The first component of my thesis work focused on characterizing the performance of large-scale data analytics frameworks like Spark. As part of that project, I added instrumentation to Spark to measure how much time is spent doing network and disk I/O. Most of that instrumentation is now part of Spark, and can be visualized in the Spark UI by clicking the "Event Timeline" link on the stage detail page. More information about that project is available here; that page includes links to some detailed traces we collected.
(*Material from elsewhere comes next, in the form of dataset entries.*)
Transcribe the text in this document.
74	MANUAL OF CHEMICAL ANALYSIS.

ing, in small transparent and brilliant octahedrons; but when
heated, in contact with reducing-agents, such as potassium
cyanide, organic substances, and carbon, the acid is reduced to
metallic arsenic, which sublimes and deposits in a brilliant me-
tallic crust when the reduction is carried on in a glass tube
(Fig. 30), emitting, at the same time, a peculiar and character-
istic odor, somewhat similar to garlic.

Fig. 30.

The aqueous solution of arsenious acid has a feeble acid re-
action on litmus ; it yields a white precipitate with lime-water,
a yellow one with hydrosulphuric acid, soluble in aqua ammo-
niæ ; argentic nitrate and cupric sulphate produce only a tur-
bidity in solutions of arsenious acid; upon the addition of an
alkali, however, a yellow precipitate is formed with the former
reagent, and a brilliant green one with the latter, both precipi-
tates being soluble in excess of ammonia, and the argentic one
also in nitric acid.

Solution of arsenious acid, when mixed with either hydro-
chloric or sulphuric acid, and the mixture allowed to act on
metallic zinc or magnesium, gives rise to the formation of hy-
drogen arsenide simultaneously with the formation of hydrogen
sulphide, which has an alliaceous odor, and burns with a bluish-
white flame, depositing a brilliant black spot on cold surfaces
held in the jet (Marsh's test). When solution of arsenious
One takeaway from my work measuring performance in current systems is that today's systems make it difficult to reason about performance. In Spark, for example, pervasive pipelining and parallelism make it difficult (even with extensive instrumentation and metrics) for users to model performance and understand how changing the software or hardware configuration would impact performance. Today's users have many choices in how to configure their workloads (e.g., what type of EC2 instance should they use to run their job?); without the ability to reason about performance, they cannot configure for the best performance. The second part of my Ph.D. research focuses on a new system, Monotasks, that we designed with the singular goal of making it easy for users to reason about performance. Monotasks is a replacement for the execution layer of Apache Spark, and is fully API-compatible with Spark. For more information about monotasks, refer to our SOSP paper (linked below).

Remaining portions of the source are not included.